There is a single advantage to a POP configuration, though, in which all your messages are
downloaded directly to your hard drive. If you have an expensive, slow, or otherwise difficult Internet connection (or if you travel frequently to Europe), you might want to work with all your
e-mail offline, then connect for only so long as it takes you to send the messages you've written offline and download any new ones. See this link for more information on IMAP and POP.
- One important Eudora tip: Go to Help --> Payment and Registration and click on the
button that says "Light Mode" to get rid of the annoying advertisements.

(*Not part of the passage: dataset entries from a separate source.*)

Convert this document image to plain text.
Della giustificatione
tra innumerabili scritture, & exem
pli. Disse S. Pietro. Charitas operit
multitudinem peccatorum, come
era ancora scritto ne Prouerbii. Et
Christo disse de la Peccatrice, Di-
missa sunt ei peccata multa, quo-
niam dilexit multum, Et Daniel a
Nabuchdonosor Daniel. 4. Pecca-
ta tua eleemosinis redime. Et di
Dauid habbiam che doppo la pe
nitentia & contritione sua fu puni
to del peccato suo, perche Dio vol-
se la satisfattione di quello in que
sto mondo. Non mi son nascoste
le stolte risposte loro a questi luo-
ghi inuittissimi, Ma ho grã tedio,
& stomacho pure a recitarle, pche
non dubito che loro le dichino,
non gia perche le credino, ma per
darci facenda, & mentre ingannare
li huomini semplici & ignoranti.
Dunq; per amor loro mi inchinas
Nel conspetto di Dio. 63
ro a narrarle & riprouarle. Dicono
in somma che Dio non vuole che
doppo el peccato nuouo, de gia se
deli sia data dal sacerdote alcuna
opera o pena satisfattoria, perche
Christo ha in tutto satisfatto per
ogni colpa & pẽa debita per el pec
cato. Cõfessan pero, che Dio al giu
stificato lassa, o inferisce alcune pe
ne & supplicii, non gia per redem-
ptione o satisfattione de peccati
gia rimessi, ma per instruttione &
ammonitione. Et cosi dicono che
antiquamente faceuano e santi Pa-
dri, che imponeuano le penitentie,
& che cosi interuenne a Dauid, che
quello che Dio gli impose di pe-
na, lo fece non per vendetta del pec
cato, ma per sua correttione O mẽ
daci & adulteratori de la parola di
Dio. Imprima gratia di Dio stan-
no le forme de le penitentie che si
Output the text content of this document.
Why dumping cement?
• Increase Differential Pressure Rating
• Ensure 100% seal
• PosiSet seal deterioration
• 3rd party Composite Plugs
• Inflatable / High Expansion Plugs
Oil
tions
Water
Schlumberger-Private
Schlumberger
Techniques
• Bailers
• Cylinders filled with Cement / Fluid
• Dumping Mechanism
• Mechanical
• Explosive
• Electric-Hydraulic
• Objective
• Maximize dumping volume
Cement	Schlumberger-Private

I myself read my mail on the server use Pine, which in some ways is antediluvian, being only
text-based. It can't show all the pretty fonts and pictures, it can't open attachments automatically, and it can't hyperlink to web pages. It's a UNIX program, accessed using Telnet or SecureCRT. It has a certain aura of geek chic, though, and I'm used to it.
WebMail shouldn't be anyone's primary e-mail program, but it's very very useful when you're out of the state or out of the country. It allows you can use any browser (usually Internet Explorer or Netscape) to read your e-mail. Just go to http://www.mail.virginia.edu and log in.
Your mail must reside on the Central Mail Service (CMS) in order for you to use WebMail. If
you have been at the University for longer than about five years, it's possible that your mail is not on the Central Mail Service. To see whether it is, go to http://www.virginia.edu and type in
your own name in the "Keyword or Name" search box in a "People" search. Click on your name when it appears in the list of results, and see what your official e-mail addresses are. If
one of them resembles "alf7e@unix.mail.virginia.edu," then your mail is not on the CMS. See the page "Migrating from UNIX to the CMS" for instructions on how to put your mail on the
CMS, and contact me and/or the Help Desk at 924-3731 for help.
Note that if you use Eudora, you'll also need to use that IMAP configuration I discuss above.